Efeitos do Pan-Americano

imagem Freepik


Ana Nunes
Dias de jogos panamericanos.
Assisti muito. Só não assisti tudo porque tinha que comer, dormir e trabalhar.
Fiquei impregnada. E como em mim tudo é misturado, ficaram-me na cabeça vôlei, caratê, judô, natação, saltos ornamentais, lançamentos de dardo e peso, salto de vara e distância e altura, arco e flecha, corrida dos cem e duzentos e muitos metros. Fiquei de passagem só na luta livre, boxe, tênis de mesa e levantamento de peso.

Eis o panorama panamericano que temos que aguentar:

Quando vou para a cozinha sou vôlei e dou cartão vermelho para os peixes e outros colegas de esporte e amarelo para as comidas complicadas. Ponto para o outro time - o das comidinhas fáceis, saladas e até pizza no pão sírio. Sério! Não invado a outra área, nem piso fora da linha. Corto os legumes e jogo as pontas num saque perfeito para o lixinho. Assim como a coroa do abacaxi, a casca da banana, as sementes das frutas. Manejo colheres de pau e dou cortadas certeiras com a faca afiada. Gosto da bancada seca e corro sempre para secá-la com meus panos branquinhos. Não tenho ajudante , tenho que fazer eu mesma. Meus raros treinadores são os livros de receita, palpites do meu google ambulante (que quando é questão de cozinha está sempre por perto) e a criatividade de fim de mês como desafio.
Me defendo com os temperos e ataco com panelas. Também faço meus ataques por cima da rede. Faca de queijo por exemplo. Diz o sr. Editor que foi tentativa de maricídio. Acho mesmo que foi um saque especial, tipo Lucarelli ou Wallace, meu preferido. A faca perdeu o cabo.
Cozinho em sets de vinte e cinco minutos podendo ir até trinta e seis ou mais se preciso.

Quando sou natação dou ouvidos aos coaches, marido e irmã geralmente, que me chamam de bocão e me mandam desacelerar. Dou de peito e pernadas e os coloco no lugar. Sou uma velhinha em formação, não uma promessa de atleta. Promessa é para quem tem tempo e juventude. Que aliás andam juntos. Mas no revezamento de copos e tarefas domésticas, medalhei! PÓDIO!

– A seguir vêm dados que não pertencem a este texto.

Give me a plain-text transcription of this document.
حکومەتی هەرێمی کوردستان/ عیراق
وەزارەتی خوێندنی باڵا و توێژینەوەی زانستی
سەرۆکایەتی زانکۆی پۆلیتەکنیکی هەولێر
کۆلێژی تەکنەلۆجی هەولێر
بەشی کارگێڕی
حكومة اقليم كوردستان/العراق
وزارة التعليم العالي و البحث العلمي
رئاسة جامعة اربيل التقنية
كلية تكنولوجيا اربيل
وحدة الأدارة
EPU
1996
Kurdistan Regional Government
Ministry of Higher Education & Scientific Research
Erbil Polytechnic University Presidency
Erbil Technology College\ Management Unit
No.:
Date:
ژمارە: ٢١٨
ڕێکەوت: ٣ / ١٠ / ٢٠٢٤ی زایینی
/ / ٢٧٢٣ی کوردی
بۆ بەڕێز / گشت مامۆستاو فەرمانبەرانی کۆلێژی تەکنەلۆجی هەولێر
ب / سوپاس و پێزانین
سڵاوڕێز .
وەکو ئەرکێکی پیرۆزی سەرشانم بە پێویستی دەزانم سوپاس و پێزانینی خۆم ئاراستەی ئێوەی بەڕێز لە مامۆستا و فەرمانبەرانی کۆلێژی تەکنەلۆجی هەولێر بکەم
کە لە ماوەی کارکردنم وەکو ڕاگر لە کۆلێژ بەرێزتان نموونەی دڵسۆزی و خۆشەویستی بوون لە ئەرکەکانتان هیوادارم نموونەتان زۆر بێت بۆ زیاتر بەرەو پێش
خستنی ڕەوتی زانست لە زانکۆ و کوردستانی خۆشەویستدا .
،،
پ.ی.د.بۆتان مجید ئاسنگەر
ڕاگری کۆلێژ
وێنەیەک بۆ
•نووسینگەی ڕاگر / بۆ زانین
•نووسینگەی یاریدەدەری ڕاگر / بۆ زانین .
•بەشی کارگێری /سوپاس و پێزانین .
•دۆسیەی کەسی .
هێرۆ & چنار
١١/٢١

Quando não desacelero, piso na bola e preciso do VAR. Entro na pequena área dos assuntos proibidos e delicados e faço gol contra. Pronto, falei demais! Todos me olham consternados, meio de campo com saia justa. Tento consertar no escanteio das desculpas esfarrapadas e justificativas imbecis. Também, futebol não é o meu forte.
Parabéns! Dei o meu melhor!

Já ia me esquecendo do basquete. Eu pulo, eu corro contra relógio, estou misturando um pouco com ciclismo, mas avisei antes, comigo é tudo misturado, para dar conta do recado. As tarefas são muitas, cestas plenas de roupa para lavar, faço muitos pontos fáceis. Ainda bem que nessa casa tem Brastemp! Preparação das folhas para o almoço, a aula de cerâmica... bola de três pontos. E as chamadas de zap! Cometo faltas, dedos errados no tecladinho minúsculo do telefone. Vou para o banco e escrevo tudo de novo. Sou a nova cestinha! Não muito nova, concordo. Mas a Hortênsia também não é!
O jogo acaba no Netflix. Melhor que cestas. Ou melhor, a melhor das cestas.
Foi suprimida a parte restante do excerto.